We would probably have gone back this weekend, but we had heavy rains combined with freakishly high temps in the mid-50s a few days ago and most of the snow is gone, gone, gone. Sigh. One of my reasons for doing this is to have a psychological reason to be happy about snow.

Sunday, January 02, 2005

Non-Anthropological Medicine Notes

Just some randomness right now since I haven't logged anything since last year. I've got a cold, but not as bad as the one I had last year at this time. I'm learning that my tolerance to pseudo-Nyquil and Dayquil has been reduced. A couple doses make me groggy for at least 14 hours. Fun! Better than Sudafed... Sudafed makes me furious (Dayquil just makes me very testy) and gives me violent dreams. I had one Sudafed dream back in 1992 or so where I visited a village and was made the apprentice executioner. I actually beheaded someone and was praised by the whole village for my natural skills. The next night I dreamed about pushing heavy furniture (dressers, couches, etc.) on little old women. Stopped taking it, pronto. Not sure about the quil twins though. Sometimes I need them to be able to function at all without suffocation....

Thursday, October 14, 2004

Anthropology Days?

Sounds like fun, but really wasn't much. About a hundred years ago, "civilized" people thought that it was really neat to put "savages" on display at public events, like the Olympics or the World's Fair.

What makes this especially weird for me, is that my great grandfather was one of the "showmen" that helped put these things on. He and my great grandmother even traveled around the world with members of a Filipino Igorot tribe, in a very circus-y way. Perhaps I became an anthropologist to make amends on some level...

Monday, October 11, 2004

Restaurants in West Michigan

This is just a random decision after looking at a list of restaurants in Bloomington, Indiana for an upcoming trip. Just thought I'd write a few brief reviews:

1. San Chez - San Chez is my favorite restaurant in Grand Rapids so far. It specializes in Spanish tapas - little hors d'oeuvres that you eat instead of an entrée. If you order two per person, your table will end up stuffed. Usually each small dish has about four servings.
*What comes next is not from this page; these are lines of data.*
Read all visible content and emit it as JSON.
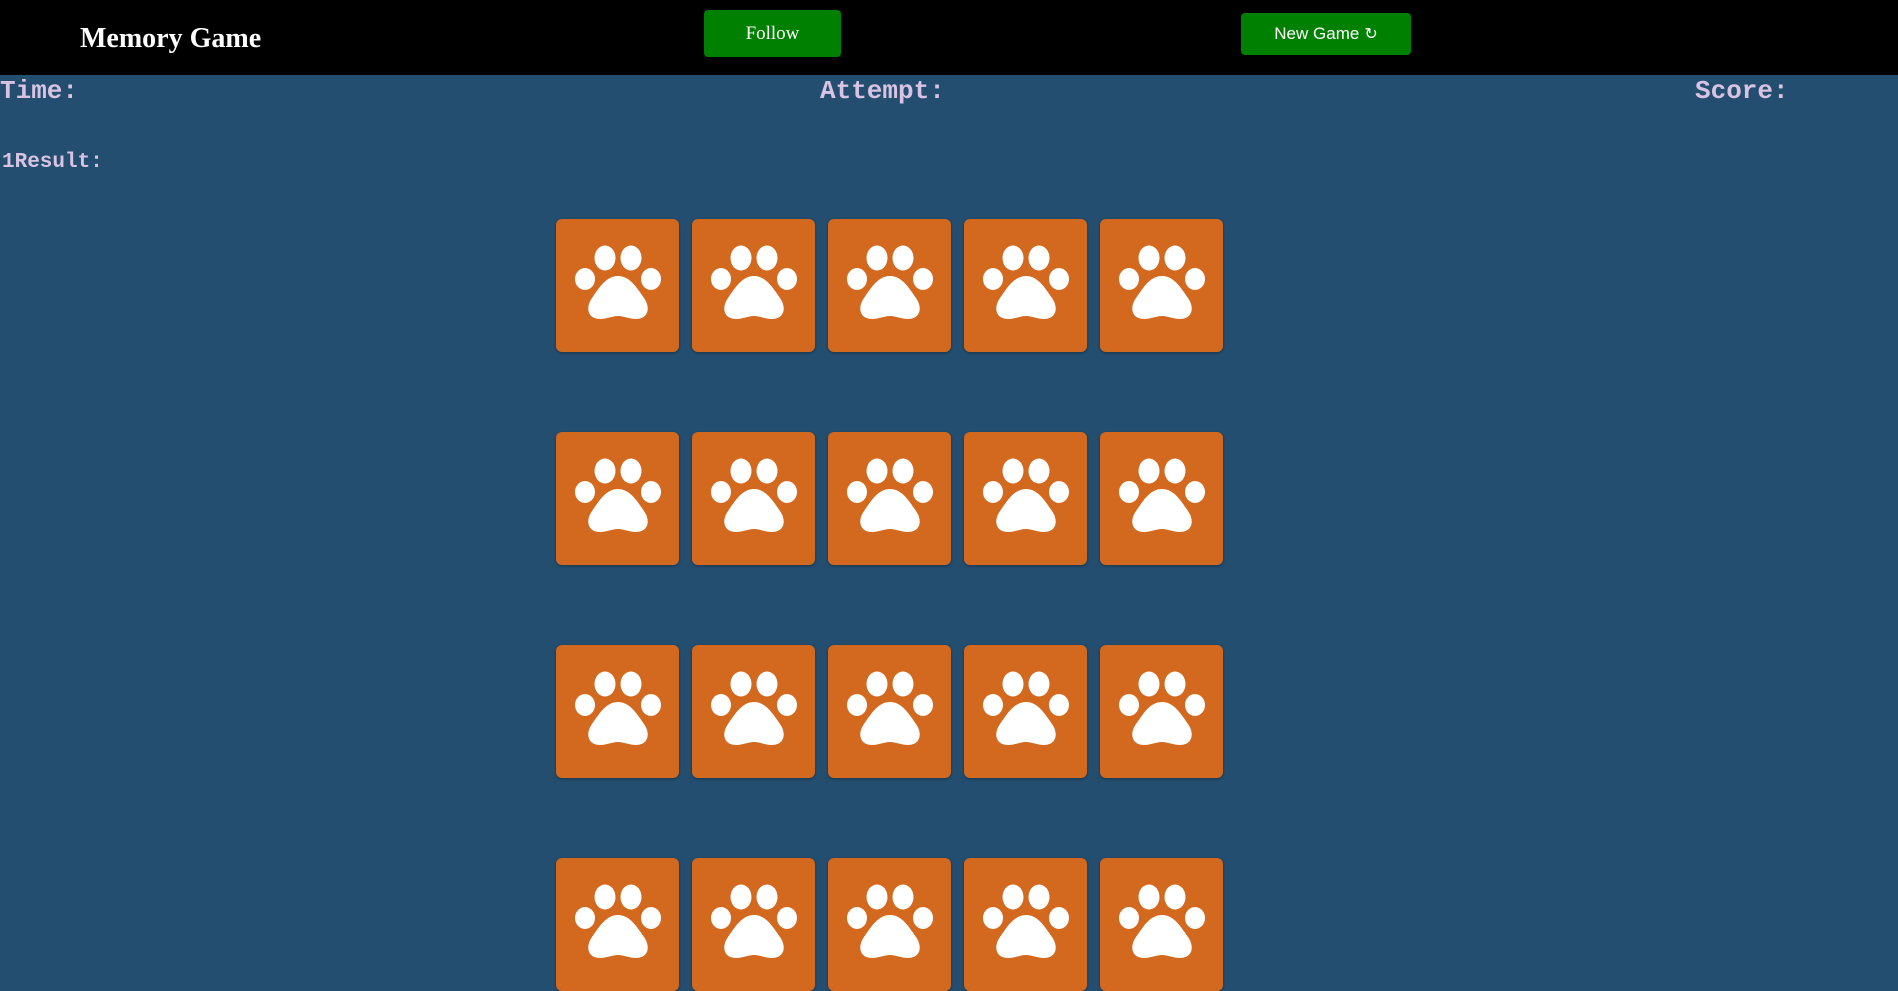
{
  "header": {
    "title": "Memory Game",
    "follow_label": "Follow",
    "new_game_label": "New Game",
    "new_game_icon": "↻"
  },
  "stats": {
    "time_label": "Time:",
    "attempt_label": "Attempt:",
    "score_label": "Score:",
    "result_label": "1Result:"
  },
  "board": {
    "rows": 4,
    "columns": 5,
    "card_state": "face-down",
    "card_icon": "paw-icon"
  },
  "colors": {
    "background": "#244e70",
    "header": "#000000",
    "button": "#008000",
    "card": "#d2691e",
    "label_text": "#d8c3e3"
  }
}
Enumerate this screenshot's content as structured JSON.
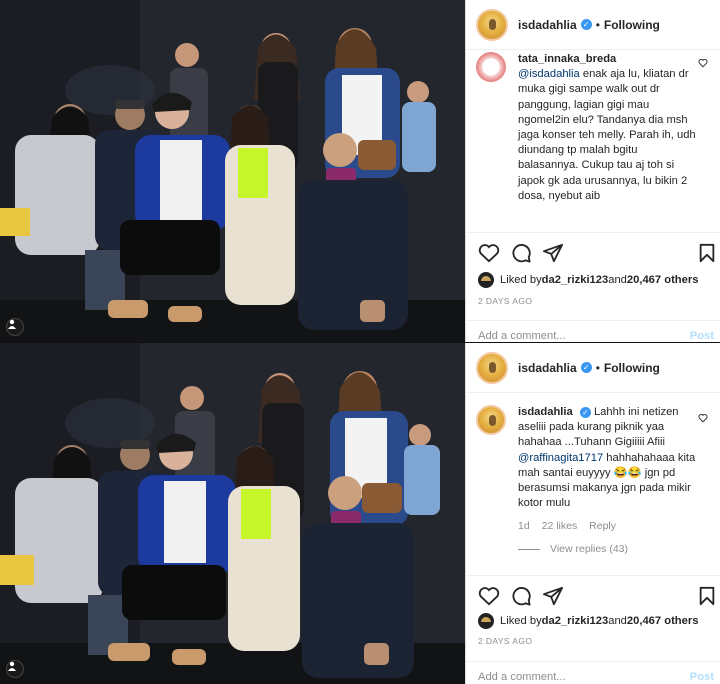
{
  "posts": [
    {
      "header": {
        "username": "isdadahlia",
        "follow_label": "Following"
      },
      "comment": {
        "username": "tata_innaka_breda",
        "mention": "@isdadahlia",
        "text": " enak aja lu, kliatan dr muka gigi sampe walk out dr panggung, lagian gigi mau ngomel2in elu? Tandanya dia msh jaga konser teh melly. Parah ih, udh diundang tp malah bgitu balasannya. Cukup tau aj toh si japok gk ada urusannya, lu bikin 2 dosa, nyebut aib"
      },
      "likes": {
        "liked_by": "Liked by ",
        "user": "da2_rizki123",
        "and": " and ",
        "count": "20,467 others"
      },
      "date": "2 DAYS AGO",
      "add_comment": {
        "placeholder": "Add a comment...",
        "post_label": "Post"
      }
    },
    {
      "header": {
        "username": "isdadahlia",
        "follow_label": "Following"
      },
      "comment": {
        "username": "isdadahlia",
        "text_a": "Lahhh ini netizen aseliii pada kurang piknik yaa hahahaa ...Tuhann Gigiiiii Afiii ",
        "mention": "@raffinagita1717",
        "text_b": " hahhahahaaa kita mah santai euyyyy 😂😂 jgn pd berasumsi makanya jgn pada mikir kotor mulu",
        "time": "1d",
        "likes": "22 likes",
        "reply_label": "Reply",
        "view_replies": "View replies (43)"
      },
      "likes": {
        "liked_by": "Liked by ",
        "user": "da2_rizki123",
        "and": " and ",
        "count": "20,467 others"
      },
      "date": "2 DAYS AGO",
      "add_comment": {
        "placeholder": "Add a comment...",
        "post_label": "Post"
      }
    }
  ],
  "colors": {
    "verified": "#3897f0",
    "mention": "#00376b",
    "muted": "#8e8e8e"
  },
  "icons": [
    "user-tag-icon",
    "verified-icon",
    "heart-icon",
    "comment-icon",
    "share-icon",
    "bookmark-icon"
  ]
}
Some of the best (in my opinion) are the Atún escabeche (seared tuna - wonderful if you like sashimi with a Spanish twist) and the roasted garlic, which comes to the table boiling in olive oil and can be spread on bread. There are hot and cold dishes, vegetarian and meat-based, sangría and nice desserts. The restaurant has multiple levels and gorgeous mosaic columns.
San Chez a Tapas Bistro
(616) 774-8272
38 Fulton St W
Grand Rapids, MI 49503

2. Mezze - Mezze is sort of the little sister of San Chez. However, it goes a little south of Spain and focuses instead on Moroccan cuisine. They have nice couscous dishes, wonderful stews, and delicious flatbread sandwiches. I haven't been there for the belly dancing, but I'm told it occurs...
38 W Fulton
Grand Rapids, MI 49503

Both restaurants can be found here. Yum!

3. Morningstar Café - Morningstar Café doesn't seem to have a website, but it is the place that Grand Havenites go for breakfasty stuff. Wonderful omelettes, eggs benedict, amazing Traverse City cherry pancakes (drool..), stuffed French toast, granola, etc. Cute setting, and always completely packed on the weekends. But completely worth it.
711 Washington
Grand Haven, MI 49417

More later?

Wednesday, September 29, 2004

Alternative Scouting

Just came across the following on a West Michigan pagan web site - the Spiralscouts! They're a kind of scouting troop for members of "minority faiths." I think this is kind of cool.